1. Water, Fuel, and Oil Levels
Oil: Use a dipstick to check oil levels; if low, add some oil to reach the calibrated level. Check its color for milkiness or dark coloration. These are indicators of a need to change the oil. If you haven't changed the oil recently, it's important to consider changing it.
Water: Ensure the water reservoir has clean and adequate water levels. Check and remove any debris at the inlet valve; if you're using a floating tank, fill it up to confirm the self-shutting function.
Fuel: Always fill up the fuel reservoir to mitigate downtime associated with low-fuel midway through an operation.
2. High-Pressure Hose and Nozzle
Check the high-pressure hose for possible cuts, breakages, or weak lines. If you notice a defective hose, use the manufacturer's manual to acquire a suitable replacement. It's advisable to keep an extra hose on standby to avoid downtime.

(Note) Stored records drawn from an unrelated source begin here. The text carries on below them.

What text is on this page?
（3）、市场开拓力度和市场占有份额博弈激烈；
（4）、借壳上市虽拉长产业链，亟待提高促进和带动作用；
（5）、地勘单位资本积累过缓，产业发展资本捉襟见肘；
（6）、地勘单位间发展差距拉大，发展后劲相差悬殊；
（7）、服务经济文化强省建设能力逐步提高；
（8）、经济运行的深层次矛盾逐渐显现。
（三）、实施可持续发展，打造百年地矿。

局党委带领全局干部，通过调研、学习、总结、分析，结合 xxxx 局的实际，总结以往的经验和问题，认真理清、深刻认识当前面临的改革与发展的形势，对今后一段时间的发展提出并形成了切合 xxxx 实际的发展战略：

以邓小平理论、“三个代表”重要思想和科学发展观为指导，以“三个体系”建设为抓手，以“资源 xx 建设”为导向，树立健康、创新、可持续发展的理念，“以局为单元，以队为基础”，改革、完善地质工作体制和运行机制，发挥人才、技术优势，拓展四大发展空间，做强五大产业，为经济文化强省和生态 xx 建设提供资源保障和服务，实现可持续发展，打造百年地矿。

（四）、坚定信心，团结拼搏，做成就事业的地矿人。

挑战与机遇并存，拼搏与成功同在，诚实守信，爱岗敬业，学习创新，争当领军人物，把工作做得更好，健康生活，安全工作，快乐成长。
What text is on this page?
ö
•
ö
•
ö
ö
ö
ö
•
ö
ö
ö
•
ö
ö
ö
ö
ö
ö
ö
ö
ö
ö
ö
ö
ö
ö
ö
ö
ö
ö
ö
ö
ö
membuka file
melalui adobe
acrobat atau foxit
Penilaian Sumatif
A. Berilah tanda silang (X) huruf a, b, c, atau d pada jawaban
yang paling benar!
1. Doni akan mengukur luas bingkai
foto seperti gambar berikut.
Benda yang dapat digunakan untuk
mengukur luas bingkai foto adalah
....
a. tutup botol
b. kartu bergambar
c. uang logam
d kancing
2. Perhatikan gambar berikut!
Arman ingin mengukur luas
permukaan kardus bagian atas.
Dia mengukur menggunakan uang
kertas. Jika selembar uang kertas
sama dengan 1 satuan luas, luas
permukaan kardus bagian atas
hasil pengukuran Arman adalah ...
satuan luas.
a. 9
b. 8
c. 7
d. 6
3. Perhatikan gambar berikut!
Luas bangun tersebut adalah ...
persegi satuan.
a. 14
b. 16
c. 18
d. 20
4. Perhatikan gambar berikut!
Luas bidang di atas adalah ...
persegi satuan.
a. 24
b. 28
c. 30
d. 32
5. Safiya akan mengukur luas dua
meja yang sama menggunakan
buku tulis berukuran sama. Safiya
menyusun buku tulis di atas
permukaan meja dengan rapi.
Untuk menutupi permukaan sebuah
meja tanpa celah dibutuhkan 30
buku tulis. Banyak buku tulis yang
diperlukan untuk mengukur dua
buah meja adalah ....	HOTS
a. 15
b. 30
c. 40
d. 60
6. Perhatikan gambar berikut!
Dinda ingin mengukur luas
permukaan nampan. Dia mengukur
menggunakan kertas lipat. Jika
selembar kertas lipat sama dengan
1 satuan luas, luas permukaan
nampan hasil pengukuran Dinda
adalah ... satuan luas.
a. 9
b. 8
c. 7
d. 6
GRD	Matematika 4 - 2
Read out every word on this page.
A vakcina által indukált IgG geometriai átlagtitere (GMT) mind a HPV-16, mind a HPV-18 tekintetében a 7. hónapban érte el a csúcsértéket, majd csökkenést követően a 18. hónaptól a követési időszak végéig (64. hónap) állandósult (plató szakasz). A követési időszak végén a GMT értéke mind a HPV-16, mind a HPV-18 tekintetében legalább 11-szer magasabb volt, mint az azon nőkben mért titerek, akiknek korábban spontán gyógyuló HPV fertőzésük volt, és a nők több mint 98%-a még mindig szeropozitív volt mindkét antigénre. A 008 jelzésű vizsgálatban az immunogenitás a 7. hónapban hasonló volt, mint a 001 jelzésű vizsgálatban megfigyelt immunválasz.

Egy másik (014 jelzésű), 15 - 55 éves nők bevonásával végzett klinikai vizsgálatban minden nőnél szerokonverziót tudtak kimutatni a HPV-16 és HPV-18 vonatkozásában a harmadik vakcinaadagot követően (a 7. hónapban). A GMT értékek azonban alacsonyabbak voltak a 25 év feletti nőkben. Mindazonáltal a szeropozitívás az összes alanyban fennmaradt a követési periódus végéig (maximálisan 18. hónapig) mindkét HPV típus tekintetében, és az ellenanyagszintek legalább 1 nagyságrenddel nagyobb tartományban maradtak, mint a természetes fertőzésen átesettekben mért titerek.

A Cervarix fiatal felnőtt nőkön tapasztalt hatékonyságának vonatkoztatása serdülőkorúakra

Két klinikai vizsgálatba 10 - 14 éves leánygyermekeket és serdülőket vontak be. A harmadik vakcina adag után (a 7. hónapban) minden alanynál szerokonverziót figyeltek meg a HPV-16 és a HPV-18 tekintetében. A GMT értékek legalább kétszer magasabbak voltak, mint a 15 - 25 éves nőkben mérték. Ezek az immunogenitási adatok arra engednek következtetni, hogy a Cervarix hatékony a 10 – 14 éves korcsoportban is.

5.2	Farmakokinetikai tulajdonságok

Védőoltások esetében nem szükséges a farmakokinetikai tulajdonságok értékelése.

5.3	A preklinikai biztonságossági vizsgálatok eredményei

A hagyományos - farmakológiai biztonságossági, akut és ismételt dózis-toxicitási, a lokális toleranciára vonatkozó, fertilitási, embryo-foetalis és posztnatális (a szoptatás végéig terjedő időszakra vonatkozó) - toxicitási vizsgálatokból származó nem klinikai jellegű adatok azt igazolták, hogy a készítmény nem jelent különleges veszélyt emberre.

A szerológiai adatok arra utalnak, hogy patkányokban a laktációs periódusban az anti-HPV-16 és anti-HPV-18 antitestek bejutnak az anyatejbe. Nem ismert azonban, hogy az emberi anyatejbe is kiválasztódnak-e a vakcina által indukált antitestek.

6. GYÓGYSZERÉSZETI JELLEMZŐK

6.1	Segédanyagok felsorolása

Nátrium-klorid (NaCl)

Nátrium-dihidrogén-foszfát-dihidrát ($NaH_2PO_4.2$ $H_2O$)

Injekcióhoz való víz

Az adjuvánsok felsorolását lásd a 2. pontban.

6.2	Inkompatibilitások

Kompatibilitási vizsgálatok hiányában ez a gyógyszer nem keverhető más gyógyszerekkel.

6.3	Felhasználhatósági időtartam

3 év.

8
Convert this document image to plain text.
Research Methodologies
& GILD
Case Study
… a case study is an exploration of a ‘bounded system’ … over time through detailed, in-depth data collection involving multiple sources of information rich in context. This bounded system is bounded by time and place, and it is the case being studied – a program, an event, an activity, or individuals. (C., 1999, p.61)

Examine the nozzle for possible damage or clogging. A damaged nozzle reduces the pressure and your productivity. You can start the pressure washer with low pressure and without the nozzle to unclog any stuck debris.
3. Drive Belt
Turn off the machine to check the drive belt tension and its wear and tear. Check the belt tension by applying force at the top and midway on the pulley system. The ideal deflection (Belt length * 0.016) should be between ¼ — ½. If it's greater than that, consider tightening the belt.
4. Scale Deposits
The formation of scale deposits is a common problem in areas that have hard water. It affects pipe heads, valves, and heat exchange systems which makes the coil overheat. Scaling creates deposits of impurities such as calcium, chloride, and silicate in the coils. These impurities restrict the normal flow of liquid and pressure, thereby reducing the effectiveness of your pressure washer. You can disassemble the coil system and descale using white vinegar or any available descaling product.
5. Power Cord
A defective power cord can expose an operator to electric shock or a possible fire incident. As such, it's crucial to check the physical condition before you start operating the machine. Check for any potential damage including cuts, exposed wires, or a defective part. The fundamental consideration is safety, so it's ill-advised to operate a pressure washer with defective cords or signs that pose a danger.
6. Surrounding Area
You should not operate a pressure washer on untested grounds — use a multimeter to assess continuity. Alternatively, ensure the electric cords have appropriate ground fault interrupters. In addition, a circuit breaker marked 20 amps or more is ideal for managing intermittent power effectively.